Prediction of the Determinants of the Number of Spectators in the KBO League Using Optimized 'Gradient - Boost': 2023 Season
Conference
65th ISI World Statistics Congress 2025
Format: CPS Abstract - WSC 2025
Keywords: baseball, regression, sport
Session: CPS 21 - Applied Statistical Modelling
Tuesday 7 October 4 p.m. - 5 p.m. (Europe/Amsterdam)
Abstract
This study aims to develop a predictive model for forecasting the number of spectators at games in the Korean Baseball Organization (KBO) League during the 2023 season, utilizing Python and Google Colab. The analysis leveraged a comprehensive dataset consisting of 720 records, encompassing game dates, team performance metrics, weather conditions, rival team schedules, and other relevant features. Preprocessing steps included handling missing values, creating dummy variables for categorical features, and scaling numerical variables using Min-Max normalization.
By leveraging this preprocessed data, a Gradient Boosting Regression (GBR) model was constructed and optimized through hyper-parameter tuning. The model exhibited robust performance, achieving an R² score of 0.7392 during cross-validation and 0.7085 on the test data, indicating its capability to explain approximately 70.85% of the variance in spectator attendance. A linear graph comparing the actual and predicted values demonstrated the model's reliability, with the two lines closely aligned.

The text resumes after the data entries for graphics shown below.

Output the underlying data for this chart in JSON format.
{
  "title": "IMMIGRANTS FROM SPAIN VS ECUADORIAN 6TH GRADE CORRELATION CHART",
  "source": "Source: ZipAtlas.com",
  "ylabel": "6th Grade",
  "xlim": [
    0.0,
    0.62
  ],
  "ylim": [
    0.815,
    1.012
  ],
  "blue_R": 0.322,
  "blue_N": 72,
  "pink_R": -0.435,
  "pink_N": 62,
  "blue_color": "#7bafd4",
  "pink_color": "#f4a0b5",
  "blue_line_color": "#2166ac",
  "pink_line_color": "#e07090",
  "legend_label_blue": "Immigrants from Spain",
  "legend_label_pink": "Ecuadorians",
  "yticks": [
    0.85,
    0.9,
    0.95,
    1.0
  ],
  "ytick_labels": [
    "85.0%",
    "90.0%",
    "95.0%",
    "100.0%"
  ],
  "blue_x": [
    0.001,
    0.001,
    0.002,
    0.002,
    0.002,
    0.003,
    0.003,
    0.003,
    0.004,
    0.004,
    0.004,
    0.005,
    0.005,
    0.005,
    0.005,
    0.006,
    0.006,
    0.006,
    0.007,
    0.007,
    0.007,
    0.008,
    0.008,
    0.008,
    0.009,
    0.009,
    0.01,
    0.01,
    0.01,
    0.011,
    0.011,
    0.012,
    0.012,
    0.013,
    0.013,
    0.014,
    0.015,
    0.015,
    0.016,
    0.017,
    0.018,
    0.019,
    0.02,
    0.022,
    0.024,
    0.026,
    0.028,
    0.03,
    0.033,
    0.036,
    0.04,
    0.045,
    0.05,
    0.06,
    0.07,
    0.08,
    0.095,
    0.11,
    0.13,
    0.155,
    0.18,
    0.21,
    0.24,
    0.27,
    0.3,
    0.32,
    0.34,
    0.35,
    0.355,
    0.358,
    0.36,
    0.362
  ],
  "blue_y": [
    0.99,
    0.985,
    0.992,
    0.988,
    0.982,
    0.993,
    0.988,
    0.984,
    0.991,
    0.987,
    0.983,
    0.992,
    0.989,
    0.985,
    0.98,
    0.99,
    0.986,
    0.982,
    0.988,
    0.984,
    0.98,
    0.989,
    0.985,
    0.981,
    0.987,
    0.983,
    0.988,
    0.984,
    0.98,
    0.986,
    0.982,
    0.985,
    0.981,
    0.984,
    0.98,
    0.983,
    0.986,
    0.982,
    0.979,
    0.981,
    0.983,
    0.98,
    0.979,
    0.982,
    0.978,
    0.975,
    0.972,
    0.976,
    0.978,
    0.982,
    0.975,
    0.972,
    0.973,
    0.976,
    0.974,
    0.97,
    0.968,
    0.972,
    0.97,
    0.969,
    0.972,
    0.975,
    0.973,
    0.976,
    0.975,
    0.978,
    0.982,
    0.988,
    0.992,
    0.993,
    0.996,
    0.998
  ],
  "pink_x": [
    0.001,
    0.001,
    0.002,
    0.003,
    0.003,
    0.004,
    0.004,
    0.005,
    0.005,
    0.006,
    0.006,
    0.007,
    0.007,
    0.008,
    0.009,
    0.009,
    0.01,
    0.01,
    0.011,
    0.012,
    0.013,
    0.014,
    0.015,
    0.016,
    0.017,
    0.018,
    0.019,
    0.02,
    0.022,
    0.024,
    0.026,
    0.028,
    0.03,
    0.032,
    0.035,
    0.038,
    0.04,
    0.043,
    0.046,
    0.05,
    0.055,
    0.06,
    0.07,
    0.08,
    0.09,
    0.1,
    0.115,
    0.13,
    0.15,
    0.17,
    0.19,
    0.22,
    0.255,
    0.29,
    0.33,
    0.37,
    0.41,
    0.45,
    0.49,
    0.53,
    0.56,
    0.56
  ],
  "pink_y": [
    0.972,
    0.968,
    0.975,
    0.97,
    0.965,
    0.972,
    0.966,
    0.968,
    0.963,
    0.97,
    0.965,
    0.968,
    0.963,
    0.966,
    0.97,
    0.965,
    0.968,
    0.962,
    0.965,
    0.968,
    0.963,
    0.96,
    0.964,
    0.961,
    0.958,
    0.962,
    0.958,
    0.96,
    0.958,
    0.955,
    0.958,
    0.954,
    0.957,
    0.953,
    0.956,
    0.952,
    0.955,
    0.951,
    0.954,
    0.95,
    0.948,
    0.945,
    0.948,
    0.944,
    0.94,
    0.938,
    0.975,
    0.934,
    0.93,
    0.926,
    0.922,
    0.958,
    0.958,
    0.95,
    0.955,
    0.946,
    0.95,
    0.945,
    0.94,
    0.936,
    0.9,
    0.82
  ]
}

Through feature importance analysis and SHapley Additive exPlanations (SHAP) values, the study identified critical determinants that positively influence spectator turnout, such as weekend games, matches held at the renowned Jamsil Baseball Stadium, higher rankings of the home team, and shorter travel distances for away teams. These insights offer valuable guidance for league operators and clubs to strategize promotional efforts, game scheduling, and fan engagement initiatives.
Furthermore, the study highlights the potential for incorporating time series analysis techniques and developing real-time attendance prediction models that integrate dynamic weather data and various game indicators. By harnessing a data-driven approach, this research contributes to optimizing fan participation strategies, promoting sustainable growth, and addressing the chronic financial deficits faced by KBO clubs. The findings underscore the value of leveraging machine learning and data analytics in enhancing the sporting experience and fostering a thriving professional baseball ecosystem in South Korea.